Copending U.S. patent application Ser. No. 07/965,812 filed Oct. 23, 1992, for a METHOD AND APPARATUS FOR PROVIDING PHASE CHANGE INK TO AN INK JET PRINTER, which is assigned to the assignee of this application, describes an ink-jet head assembly having a premelt chamber, ink reservoir, and thermally isolated ink-jet print head. A printer using the ink-jet head assembly has start-up, idle, ready, and shutdown modes with each mode defining predetermined temperatures for the reservoir and print head.

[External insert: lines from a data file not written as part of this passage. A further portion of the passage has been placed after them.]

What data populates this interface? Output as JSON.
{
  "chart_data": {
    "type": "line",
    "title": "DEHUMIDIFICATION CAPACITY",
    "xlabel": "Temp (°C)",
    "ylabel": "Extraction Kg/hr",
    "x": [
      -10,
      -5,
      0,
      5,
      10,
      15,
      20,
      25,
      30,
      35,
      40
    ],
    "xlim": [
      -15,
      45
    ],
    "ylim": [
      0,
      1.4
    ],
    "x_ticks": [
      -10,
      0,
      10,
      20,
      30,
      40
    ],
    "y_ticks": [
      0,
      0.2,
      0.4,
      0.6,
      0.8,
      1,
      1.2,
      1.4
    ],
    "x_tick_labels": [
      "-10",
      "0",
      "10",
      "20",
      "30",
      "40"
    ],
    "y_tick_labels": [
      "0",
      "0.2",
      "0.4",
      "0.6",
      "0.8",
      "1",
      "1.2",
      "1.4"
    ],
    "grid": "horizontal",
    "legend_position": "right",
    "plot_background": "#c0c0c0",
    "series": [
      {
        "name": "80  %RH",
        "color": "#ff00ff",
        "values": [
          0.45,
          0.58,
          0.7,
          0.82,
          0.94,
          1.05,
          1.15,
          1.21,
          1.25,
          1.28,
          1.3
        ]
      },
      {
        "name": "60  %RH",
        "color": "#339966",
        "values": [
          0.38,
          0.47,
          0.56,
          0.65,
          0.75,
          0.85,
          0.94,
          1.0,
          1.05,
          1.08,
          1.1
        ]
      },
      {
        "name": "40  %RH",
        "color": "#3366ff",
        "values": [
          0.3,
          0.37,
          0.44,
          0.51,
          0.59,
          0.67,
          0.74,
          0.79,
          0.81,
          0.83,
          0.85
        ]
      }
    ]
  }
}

For example, in idle mode, the print head is kept at the same temperature as that of the reservoir, but when required to print, the print head temperature is rapidly elevated to bring the ink therein to its jetting temperature. The print head and its heater, temperature sensor, and temperature controller have a rapid thermal response time that reduces the time required to enter the ready mode and which acts to preserve the ink.
Phase-change ink-jet printers with reciprocating print heads produce high-quality images, but require a relatively long time to print each image. Print time can be shortened by increasing the number of jets printing the image. An ideal print head would span the full width of a print medium with ink-jet orifices spaced one picture element (hereafter "pixel") apart and would require only one scan of the print head relative to the print medium to print an image. What is needed, therefore, is a substantially media-width, multiple-orifice, ink-jet print head having a heating system that heats the print head, and the phase-change ink contained therein, to a uniform temperature throughout the print head.